Sep 28, 2018

What's in a Name, Cocktail

There are almost as many stories about the origination of the word cocktail relating to drinks as there are types of cocktail. Most concede that the word is of US origin.

A computerized newspaper database showed up an 1803 article from New Hampshire satirizing the fast young men of its day by printing what was purportedly an extract from one of their diaries - "Drank a glass of cocktail—excellent for the head...Call'd at the Doct's, found Burnham—he looked very wise—drank another glass of cocktail."

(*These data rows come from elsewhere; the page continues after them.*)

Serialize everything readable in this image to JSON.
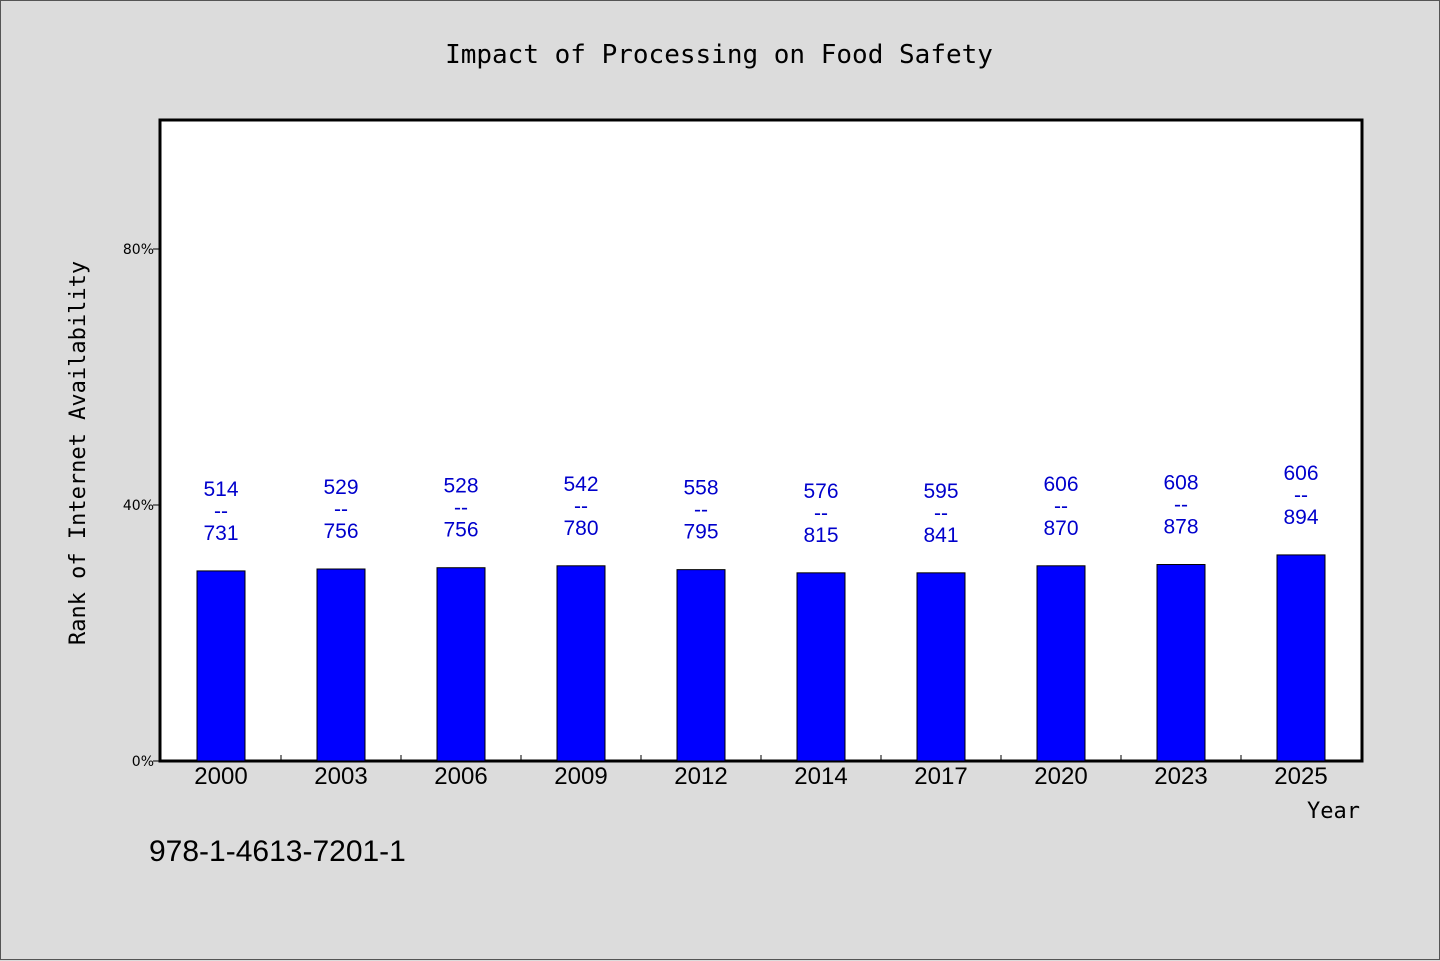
{
  "chart_data": {
    "type": "bar",
    "title": "Impact of Processing on Food Safety",
    "xlabel": "Year",
    "ylabel": "Rank of Internet Availability",
    "categories": [
      "2000",
      "2003",
      "2006",
      "2009",
      "2012",
      "2014",
      "2017",
      "2020",
      "2023",
      "2025"
    ],
    "values": [
      0.297,
      0.3,
      0.302,
      0.305,
      0.299,
      0.294,
      0.294,
      0.305,
      0.307,
      0.322
    ],
    "data_labels": [
      [
        "514",
        "--",
        "731"
      ],
      [
        "529",
        "--",
        "756"
      ],
      [
        "528",
        "--",
        "756"
      ],
      [
        "542",
        "--",
        "780"
      ],
      [
        "558",
        "--",
        "795"
      ],
      [
        "576",
        "--",
        "815"
      ],
      [
        "595",
        "--",
        "841"
      ],
      [
        "606",
        "--",
        "870"
      ],
      [
        "608",
        "--",
        "878"
      ],
      [
        "606",
        "--",
        "894"
      ]
    ],
    "yticks": [
      {
        "value": 0,
        "label": "0%"
      },
      {
        "value": 0.4,
        "label": "40%"
      },
      {
        "value": 0.8,
        "label": "80%"
      }
    ],
    "ylim": [
      0,
      1.0
    ],
    "grid": false,
    "legend": "none",
    "bar_color": "#0000ff",
    "label_color": "#0000cc",
    "plot_background": "#ffffff",
    "page_background": "#dcdcdc"
  },
  "footer": {
    "isbn": "978-1-4613-7201-1"
  }
}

On May 13, 1806, the Balance and Colombian Repository of Hudson, New York, answered a reader’s query as to the nature of a cocktail: "Cock-tail is a stimulating liquor, composed of spirits of any kind, sugar, water, and bitters—it is vulgarly called bittered sling, and is supposed to be an excellent electioneering potion, in as much as it renders the heart stout and bold, at the same time that it fuddles the head. It is said, also to be of great use to a democratic candidate: because a person, having swallowed a glass of it, is ready to swallow anything else."

In one of James Fenimore Cooper's more obscure novels the salty Elizabeth “Betty” Flanagan keeps a rough tavern, and Cooper characterizes her as “the inventor of that beverage which is so well known at the present hour 1821, to all the patriots who make a winter's march between New York City and Albany, and which is distinguished by the name of ‘cock-tail."


Another theory as to the origin, is ginger was used in the horse trade to make a horse stick its tail up. If you had an old horse you were trying to sell, you would put some ginger up its butt, and it would cock its tail up and be frisky. That was known as “cock-tail.”